Symantec Threat Activity Report: U.S. Tops the List

This week Symantec Corporation released its Internet Security Threat Report, Volume 16, which shows that cyberthreats are "skyrocket[ing] in volume and sophistication" and that the U.S. was tops in almost all that is cyberbad.

Specifically, the report found that the U.S. was No. 1 in the following categories for 2010:

  • Most overall malicious activity (19 percent of total)
  • Top country for originating network attacks (22 percent of total)

  • Most bot-infected computers (14 percent of total)

  • Most bot command-and-control servers (37 percent of total)

  • Most targeted country by denial-of-service attacks (65 percent of total)

For a more detailed breakdown of noteworthy statistics, check out "The Year in Numbers," which Symantec released as part of the report.
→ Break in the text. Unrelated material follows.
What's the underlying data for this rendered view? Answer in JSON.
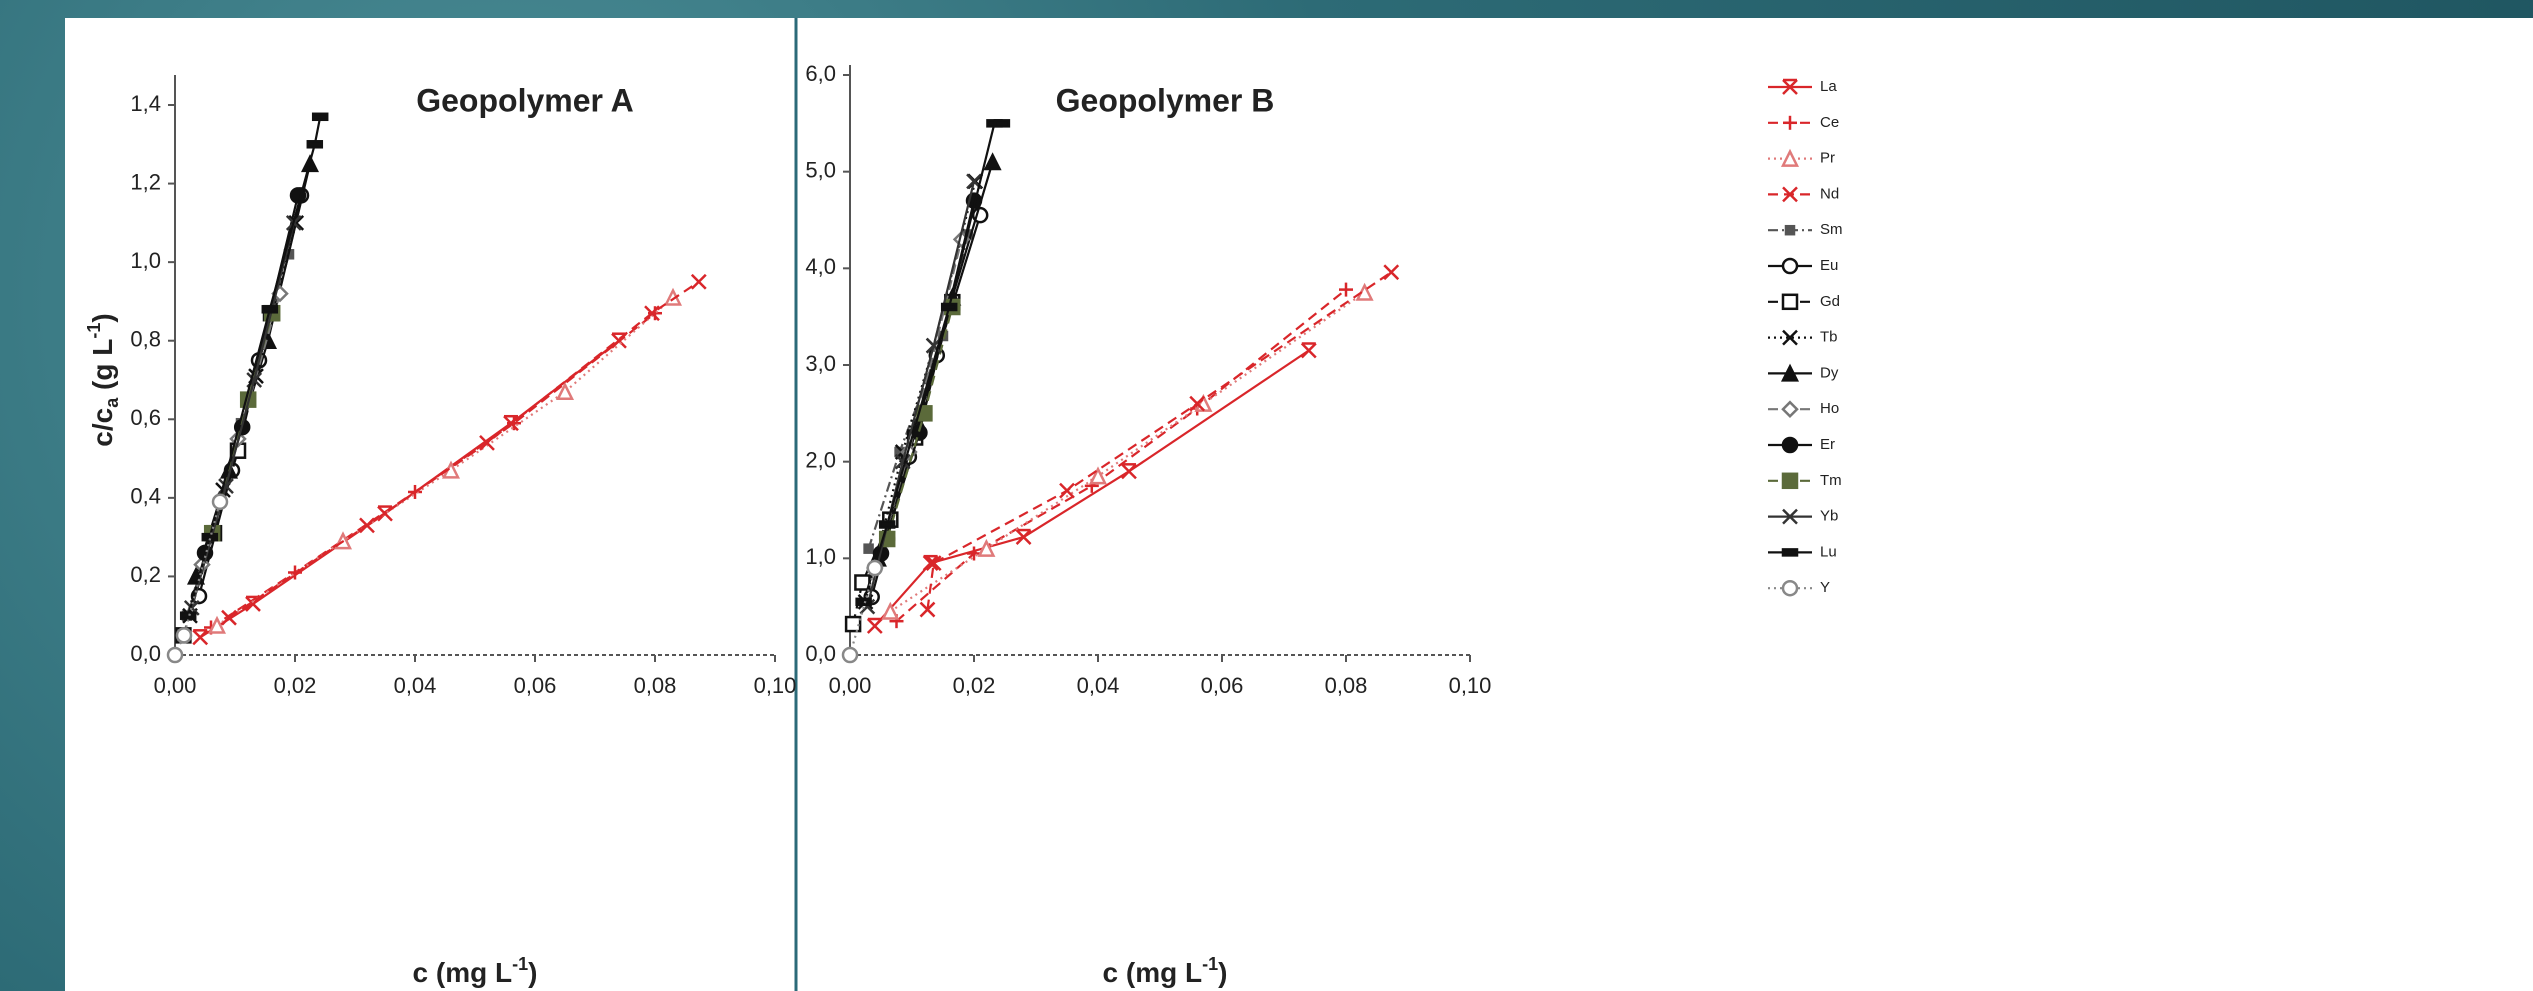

The company also released a timeline of the "more newsworthy security-related events" in 2010.

Symantec identified more than 286 million new threats last year, threats that are increasing in both frequency and sophistication. Attackers are taking note of the growing popularity of social networks and mobile devices, with both increasingly becoming targets for attack. Indeed, there were 42 percent more mobile vulnerabilities, with more than 163 identified.

One of the most common attacks on social network platforms is the use of shortened URLs posted on news-feed sites of users and their friends, spreading the link to others. Symantec found that 65 percent of malicious links in news feeds were shortened links, of which 73 percent were clicked 11 times or more.

The report noted that at one point during the year, more than a million spambots were under the control of Rustock. Two other botnets, Grum and Cutwail, may have hundreds of thousands of computers under their control. A frightening thought is, What could happen if control of those botnets were ever deployed?

One other factoid worth noting:

The leading cause of data breaches that could lead to identity theft was the theft or loss of a computer or data-storage device. Given BP's lost laptop earlier this week, this should not be too surprising as the corporate world has far to go toward best practices.

The report is sobering and worth reading if you want an accurate view of what's really happening on the information security front.